Because that's mostly what it get applied to, but as I mentioned in my previous post, I'm against it for any such purposes. In games localized for Japan, it tends to be excessive violence. I'm against that too (though I guess I'd be okay with adding the option to tone things down for people bothered by some of that stuff, since that wouldn't remove it for everyone who played) but it doesn't get talked about much among English speakers because, well, it doesn't affect them. One non-sexualization thing that comes to mind is a change to FF6 in the GBA re-release, however, that change was not done in localization, it was done to the JP release and then we got stuck with it too.

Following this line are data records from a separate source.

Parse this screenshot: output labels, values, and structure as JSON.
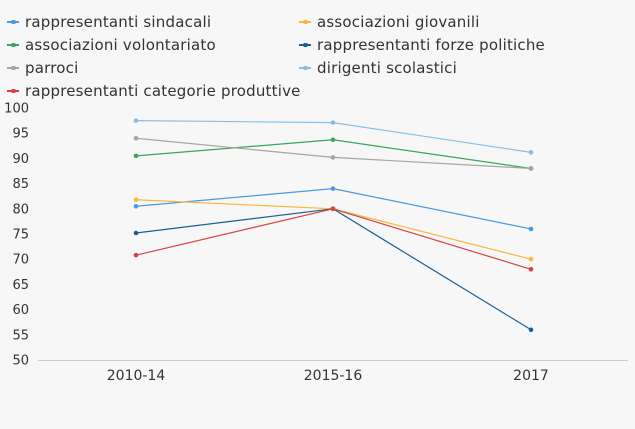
{
  "chart_data": {
    "type": "line",
    "categories": [
      "2010-14",
      "2015-16",
      "2017"
    ],
    "series": [
      {
        "name": "rappresentanti sindacali",
        "color": "#4a98e0",
        "values": [
          80.5,
          84,
          76
        ]
      },
      {
        "name": "associazioni giovanili",
        "color": "#f7b83c",
        "values": [
          81.8,
          80,
          70
        ]
      },
      {
        "name": "associazioni volontariato",
        "color": "#3aa65a",
        "values": [
          90.5,
          93.7,
          88
        ]
      },
      {
        "name": "rappresentanti forze politiche",
        "color": "#1c5f94",
        "values": [
          75.2,
          80,
          56
        ]
      },
      {
        "name": "parroci",
        "color": "#a5a5a5",
        "values": [
          94,
          90.2,
          88
        ]
      },
      {
        "name": "dirigenti scolastici",
        "color": "#86bfea",
        "values": [
          97.5,
          97.1,
          91.2
        ]
      },
      {
        "name": "rappresentanti categorie produttive",
        "color": "#d94240",
        "values": [
          70.8,
          80,
          68
        ]
      }
    ],
    "ylim": [
      50,
      100
    ],
    "yticks": [
      50,
      55,
      60,
      65,
      70,
      75,
      80,
      85,
      90,
      95,
      100
    ],
    "grid": false,
    "legend": "top"
  }
}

And that kinda gets to the heart of the issue for me. Self-censorship, to the extent it makes any sense at all, is things like the Skull Girls (I think?) pantyshot update. The creators decided it wasn't appropriate and changed it. I'm not okay with that kind of thing if it's, say, removing a scene from a movie entirely and making sure no one can ever see it (at least include it as an extra). But slightly changing a character model? At least in that situation, sure, whatever. But.... that's not quite what's happening here. The JP version HAS NOT CHANGED. This isn't the original creators having some epiphany about some negative aspect of their product or something. This is a *localization* change. It is a change, strictly removing content and options, for only the localization, for some fear or offending people in a different region. And I'm not sure if it's better or worse that it's entirely optional stuff, stuff nobody that would be bothered by it would ever have to see if they didn't want to.
And, like, I can sooort of understand why people have started to read "censorship" as being implicitly about the government, since for years idiots have whined about free speech and/or their first amendment rights for a billion things that had nothing to do with those. But that is not the only thing "censorship" gets used for, nor is it implicit in the use of the word or the only time it's wrong or can or should be objected to.